Our team recently organised an outing to The National Museum of Computing at Bletchley Park. On the same site but separate from the Bletchley Park Trust, The National Museum of Computing (TNMoc) has restored and displays a fascinating collection of early and more recent computers, including a rebuilt Colossus, the world’s first electronic computer.
During this visit, it was my immense privilege to have the opportunity to write and run a program on the Harwell Dekatron/WITCH, the oldest working computer in the world. It was originally built at Harwell around 1950 to automate mathematical calculations that had previously been done by hand, and was later moved to Wolverhampton as an educational tool, where it became known as as the Wolverhampton Instrument for the Teaching of Computation from Harwell (hence, “WITCH”).
Although different in some respects, I was surprised how similar it was to a modern computer. Store locations (memory addresses) can either hold a data word—8 decimal digits, stored in base-10—or an Order (instruction). So, a Von Neumann architecture just like nearly all the modern computers that we’re familar with.
The Accumulator, paper tape readers, tape printers and the Drain (equivalent to /dev/null) are memory-mapped to the first 10 memory addresses, which is more similar to modern CPUs than than some of the architectures that followed it.
There are no “carry” or “zero” flags automatically calculated, but there is a YES state, which can be explicitly calculated by testing data either for positive or negative value. Curiously there’s no test for zero, but this makes sense given the real-number (as opposed to integer) workload that the machine was designed to process.
There are of course some aspects of the design that are less familiar nowadays:
The 90 words of memory (Stores) are implemented with “Dekatrons” (hence the name of the machine). These are vacuum tube devices with multiple electrodes, between which a discharge (clearly visible, see photos) can reside, and can move monitonically between positions respresenting the values 0..9. It’s lovely that you can actually see the state of memory just by looking at the dekatrons; this isn’t merely a representation of the state, it is the state.

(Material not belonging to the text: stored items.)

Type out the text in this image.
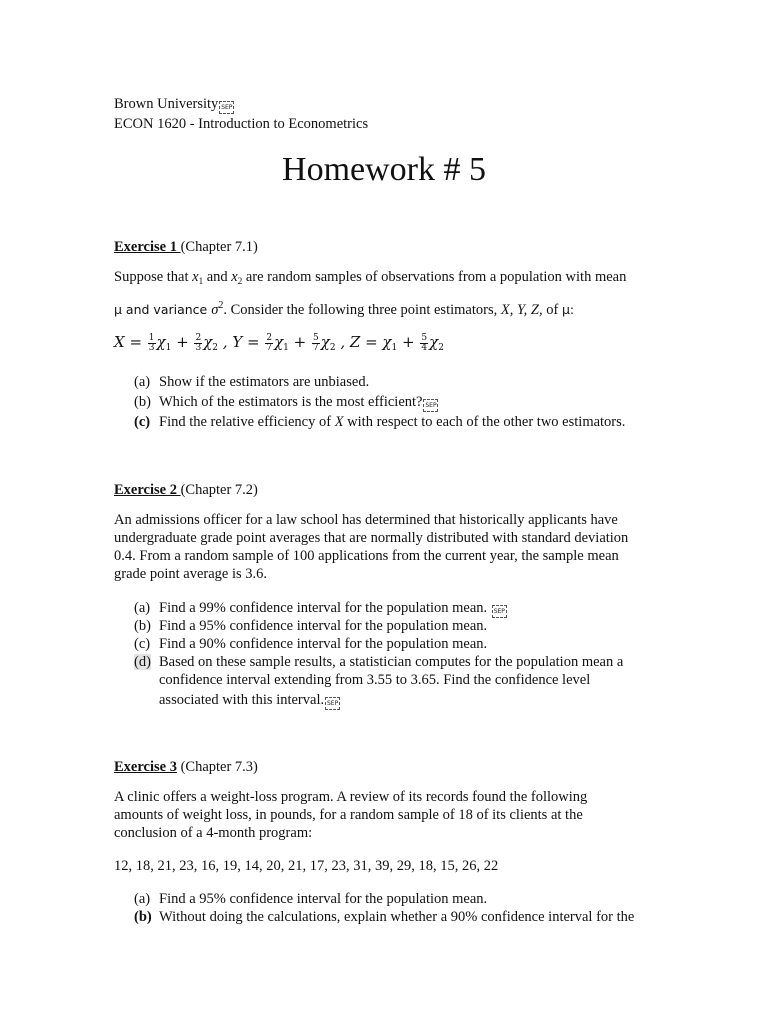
Brown University SEP
ECON 1620 - Introduction to Econometrics
Homework # 5
Exercise 1 (Chapter 7.1)
Suppose that $x_1$ and $x_2$ are random samples of observations from a population with mean
μ and variance $\sigma^2$. Consider the following three point estimators, X, Y, Z, of μ:
$X = \frac{1}{3} \chi_1 + \frac{2}{3} \chi_2$ , $Y = \frac{2}{7} \chi_1 + \frac{5}{7} \chi_2$ , $Z = \chi_1 + \frac{5}{4} \chi_2$
(a) Show if the estimators are unbiased.
(b) Which of the estimators is the most efficient? SEP
(c) Find the relative efficiency of X with respect to each of the other two estimators.
Exercise 2 (Chapter 7.2)
An admissions officer for a law school has determined that historically applicants have
undergraduate grade point averages that are normally distributed with standard deviation
0.4. From a random sample of 100 applications from the current year, the sample mean
grade point average is 3.6.
(a) Find a 99% confidence interval for the population mean. SEP
(b) Find a 95% confidence interval for the population mean.
(c) Find a 90% confidence interval for the population mean.
(d) Based on these sample results, a statistician computes for the population mean a
confidence interval extending from 3.55 to 3.65. Find the confidence level
associated with this interval. SEP
Exercise 3 (Chapter 7.3)
A clinic offers a weight-loss program. A review of its records found the following
amounts of weight loss, in pounds, for a random sample of 18 of its clients at the
conclusion of a 4-month program:
12, 18, 21, 23, 16, 19, 14, 20, 21, 17, 23, 31, 39, 29, 18, 15, 26, 22
(a) Find a 95% confidence interval for the population mean.
(b) Without doing the calculations, explain whether a 90% confidence interval for the
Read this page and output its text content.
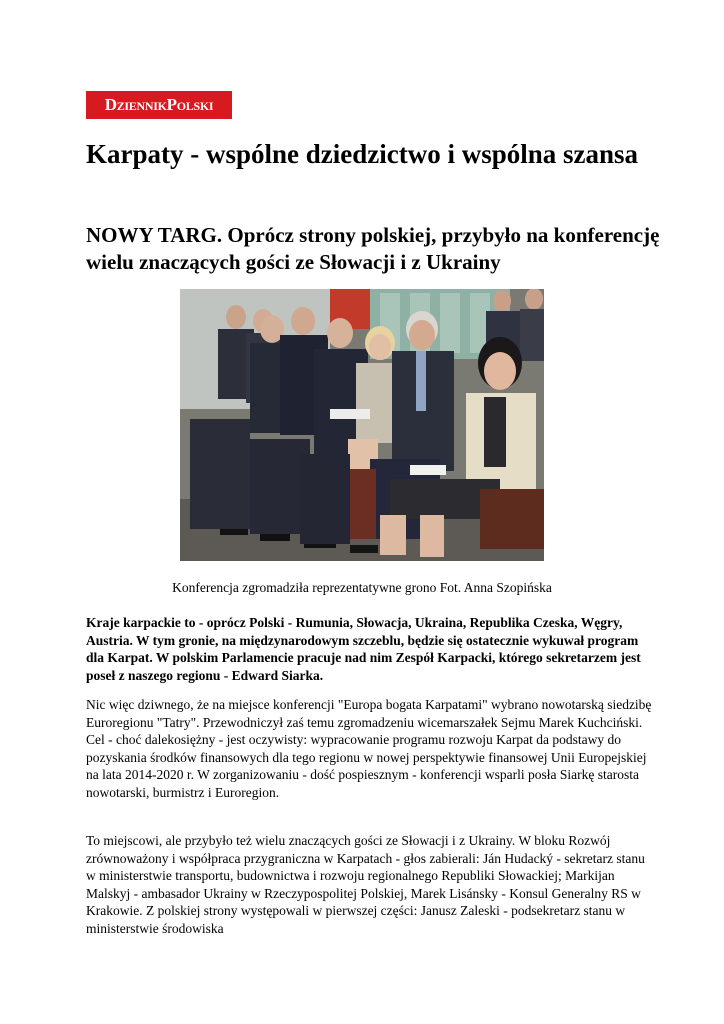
DziennikPolski
Karpaty - wspólne dziedzictwo i wspólna szansa
NOWY TARG. Oprócz strony polskiej, przybyło na konferencję wielu znaczących gości ze Słowacji i z Ukrainy
Konferencja zgromadziła reprezentatywne grono Fot. Anna Szopińska

Kraje karpackie to - oprócz Polski - Rumunia, Słowacja, Ukraina, Republika Czeska, Węgry, Austria. W tym gronie, na międzynarodowym szczeblu, będzie się ostatecznie wykuwał program dla Karpat. W polskim Parlamencie pracuje nad nim Zespół Karpacki, którego sekretarzem jest poseł z naszego regionu - Edward Siarka.

Nic więc dziwnego, że na miejsce konferencji "Europa bogata Karpatami" wybrano nowotarską siedzibę Euroregionu "Tatry". Przewodniczył zaś temu zgromadzeniu wicemarszałek Sejmu Marek Kuchciński. Cel - choć dalekosiężny - jest oczywisty: wypracowanie programu rozwoju Karpat da podstawy do pozyskania środków finansowych dla tego regionu w nowej perspektywie finansowej Unii Europejskiej na lata 2014-2020 r. W zorganizowaniu - dość pospiesznym - konferencji wsparli posła Siarkę starosta nowotarski, burmistrz i Euroregion.

To miejscowi, ale przybyło też wielu znaczących gości ze Słowacji i z Ukrainy. W bloku Rozwój zrównoważony i współpraca przygraniczna w Karpatach - głos zabierali: Ján Hudacký - sekretarz stanu w ministerstwie transportu, budownictwa i rozwoju regionalnego Republiki Słowackiej; Markijan Malskyj - ambasador Ukrainy w Rzeczypospolitej Polskiej, Marek Lisánsky - Konsul Generalny RS w Krakowie. Z polskiej strony występowali w pierwszej części: Janusz Zaleski - podsekretarz stanu w ministerstwie środowiska
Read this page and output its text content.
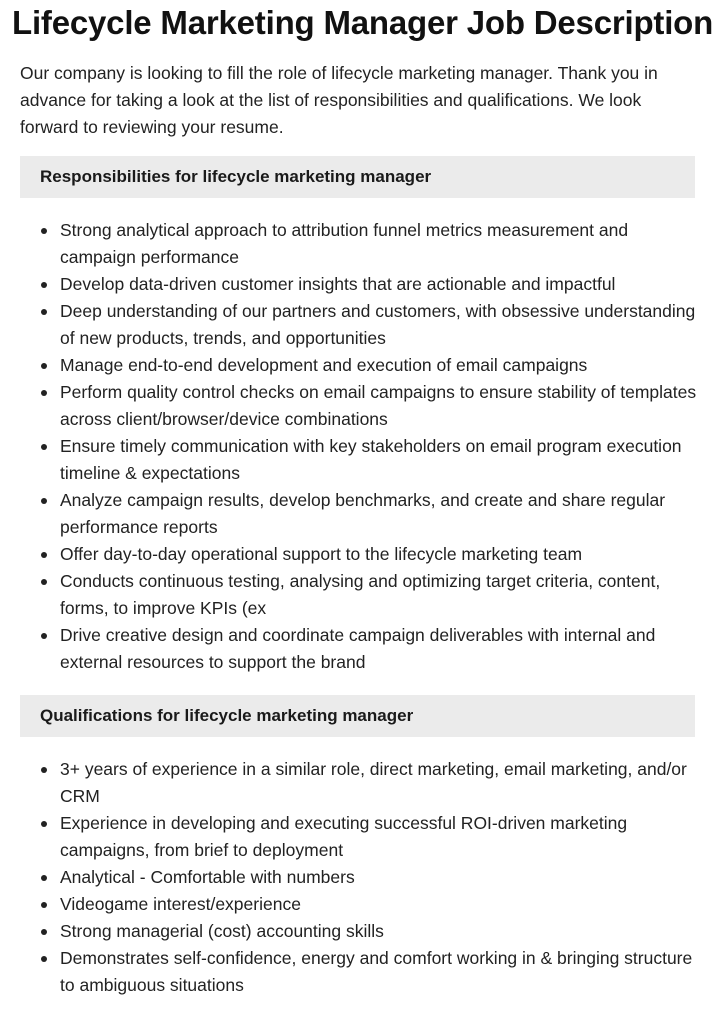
Lifecycle Marketing Manager Job Description

Our company is looking to fill the role of lifecycle marketing manager. Thank you in advance for taking a look at the list of responsibilities and qualifications. We look forward to reviewing your resume.

Responsibilities for lifecycle marketing manager
Strong analytical approach to attribution funnel metrics measurement and campaign performance
Develop data-driven customer insights that are actionable and impactful
Deep understanding of our partners and customers, with obsessive understanding of new products, trends, and opportunities
Manage end-to-end development and execution of email campaigns
Perform quality control checks on email campaigns to ensure stability of templates across client/browser/device combinations
Ensure timely communication with key stakeholders on email program execution timeline & expectations
Analyze campaign results, develop benchmarks, and create and share regular performance reports
Offer day-to-day operational support to the lifecycle marketing team
Conducts continuous testing, analysing and optimizing target criteria, content, forms, to improve KPIs (ex
Drive creative design and coordinate campaign deliverables with internal and external resources to support the brand
Qualifications for lifecycle marketing manager
3+ years of experience in a similar role, direct marketing, email marketing, and/or CRM
Experience in developing and executing successful ROI-driven marketing campaigns, from brief to deployment
Analytical - Comfortable with numbers
Videogame interest/experience
Strong managerial (cost) accounting skills
Demonstrates self-confidence, energy and comfort working in & bringing structure to ambiguous situations
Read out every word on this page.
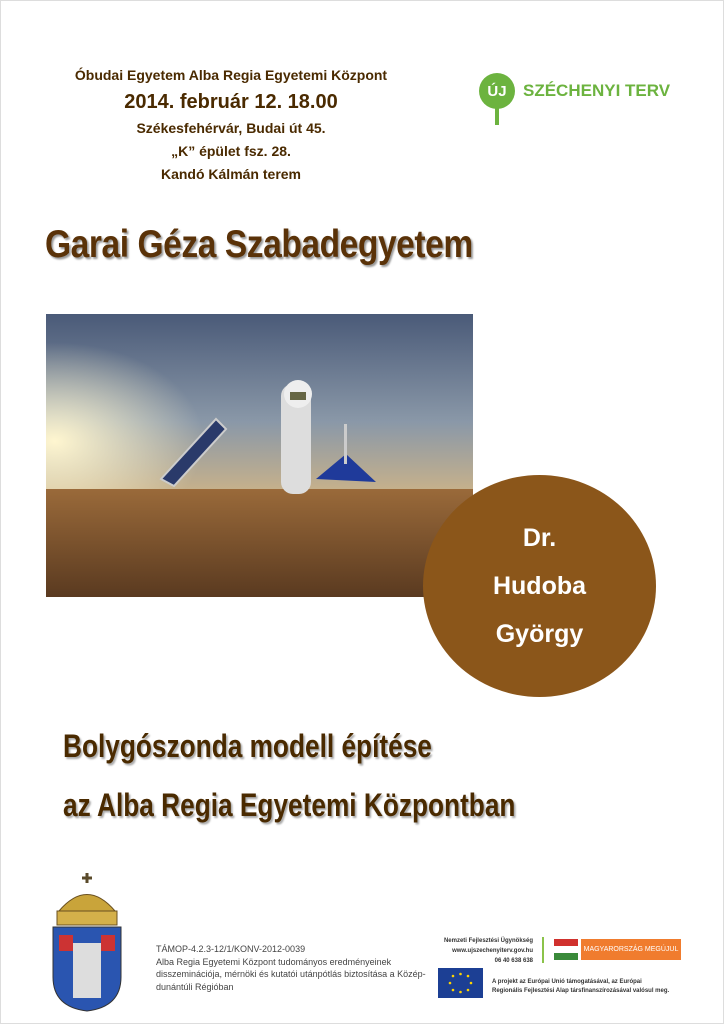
Óbudai Egyetem Alba Regia Egyetemi Központ
2014. február 12. 18.00
Székesfehérvár, Budai út 45.
„K” épület fsz. 28.
Kandó Kálmán terem
ÚJ SZÉCHENYI TERV
Garai Géza Szabadegyetem
Dr.
Hudoba
György
Bolygószonda modell építése
az Alba Regia Egyetemi Központban
TÁMOP-4.2.3-12/1/KONV-2012-0039
Alba Regia Egyetemi Központ tudományos eredményeinek disszeminációja, mérnöki és kutatói utánpótlás biztosítása a Közép-dunántúli Régióban
Nemzeti Fejlesztési Ügynökség
www.ujszechenyiterv.gov.hu
06 40 638 638
MAGYARORSZÁG MEGÚJUL
A projekt az Európai Unió támogatásával, az Európai
Regionális Fejlesztési Alap társfinanszírozásával valósul meg.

The gotcha that required me to do some debugging and modification to my original program was that writes to memory—for example to store instructions or variables—actually add (arithmetically) to the previous value, so it’s necessary to clear any previous value before writing a new one. This is done by using a “move” instruction, moving the previous value to the Drain, to clear it.
What struck me is that the hard part of programming for the Dekatron is similar to one of the challenges that we still face when programming a modern computer, albeit at a different scale; how to organise and structure a non-trivial program so that it’s both efficient and maintainable. You have only 90 words of memory, but can read from multiple paper tape readers and write to printers, and potentially read back from tape what you’ve printed earlier. You can seek forwards on each tape – there’s a specific tape code for a Block Marker. Instructions can be executed either from memory or tape, but they’re actually faster if executed from tape. I can only begin to imagine how you’d construct a non-trivial program, and I’m full of respect for the programmers who managed to use it—and even greater respect (or sympathy) for any programmer who’d have to maintain a program that someone else had written!
Many thanks to the engaged and interesting staff and volunteers of TNMoC who hosted and gave us a fascinating day out.
Footnote: what did my program do? It just counted down from 100 to 0 & stopped; about 20 instructions, written out on paper and converted to machine code by hand, and entered on the front panel. It terminated with a FINISH instruction – this was a novelty to me, but of course with no operating system you need your computer to stop at the end of the program.